- Directed by: Enrico Oldoini
- Screenplay by: Liliane Betti Paolo Costella Enrico Oldoini
- Produced by: Pio Andretti Adriano De Micheli
- Starring: Carol Alt; Luca Barbareschi; Brigitte Nielsen; Jason Connery;
- Cinematography: Giuseppe Ruzzolini
- Edited by: Raimondo Crociani
- Music by: Manuel De Sica
- Production companies: Dean Film Reteitalia
- Distributed by: United International Pictures
- Release date: 4 March 1988 (Italy);
- Running time: 85 minutes
- Country: Italy
- Language: Italian

= Bye Bye Baby (film) =

Bye Bye Baby is a 1988 Italian romantic comedy film directed by Enrico Oldoini. The film starred Brigitte Nielsen and Carol Alt. It is one of the few films to feature five-pin billiards on-screen in any detail.

==Plot summary==
A couple from Milan, Sandra and Paolo, engage in a series of extramarital affairs, reconciliations, escapades and eventual divorce, beginning during a vacation to Mauritius. Sandra becomes involved with a handsome doctor, Marcello, while Paolo falls for Lisa, a professional five-pin billiards player.

==Cast==
- Carol Alt as Sandra
- Luca Barbareschi as Paolo
- Brigitte Nielsen as Lisa
- Jason Connery as Dr. Marcello
- Alba Parietti as Daria

==Reception==
Brigitte Nielsen was nominated for a Golden Raspberry Award for Worst Actress at the 10th Golden Raspberry Awards, where she ended up losing to Heather Locklear for The Return of Swamp Thing.
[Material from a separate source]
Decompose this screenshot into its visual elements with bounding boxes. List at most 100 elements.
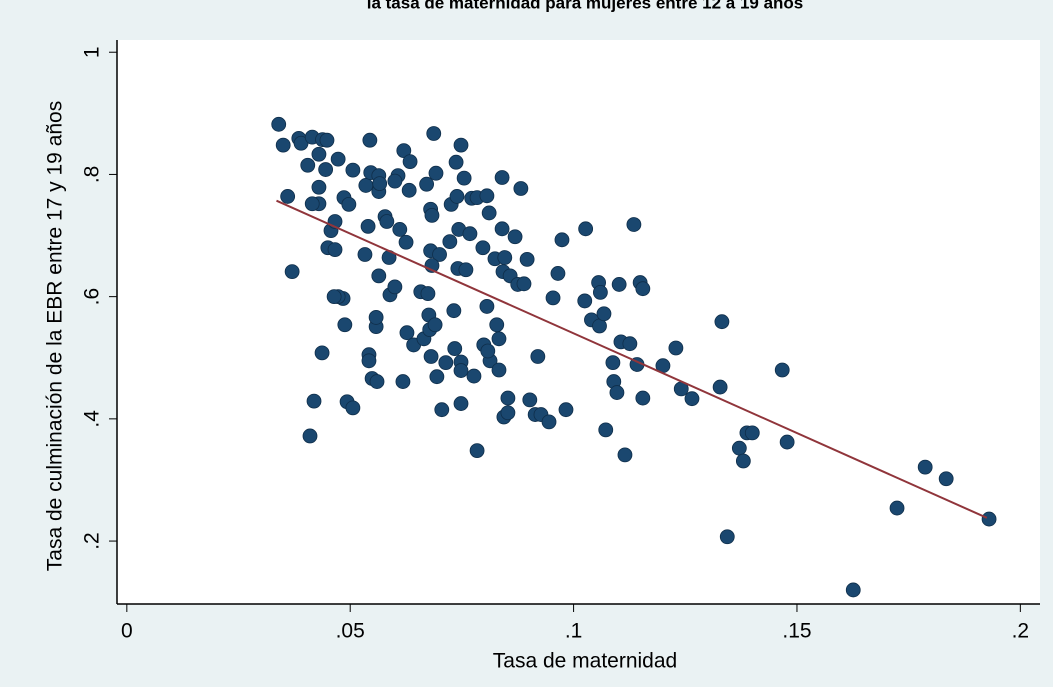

Los Angeles Times panned the film as thematically repetitive, "daringly banal", and a failure as a sex farce because so little of it is actually comedic. Billiards film review site 8 Ball on the Silver Screen also criticized the film for its unbelievable five-pin billiards scenes that indicated no training of Nielsen for the role.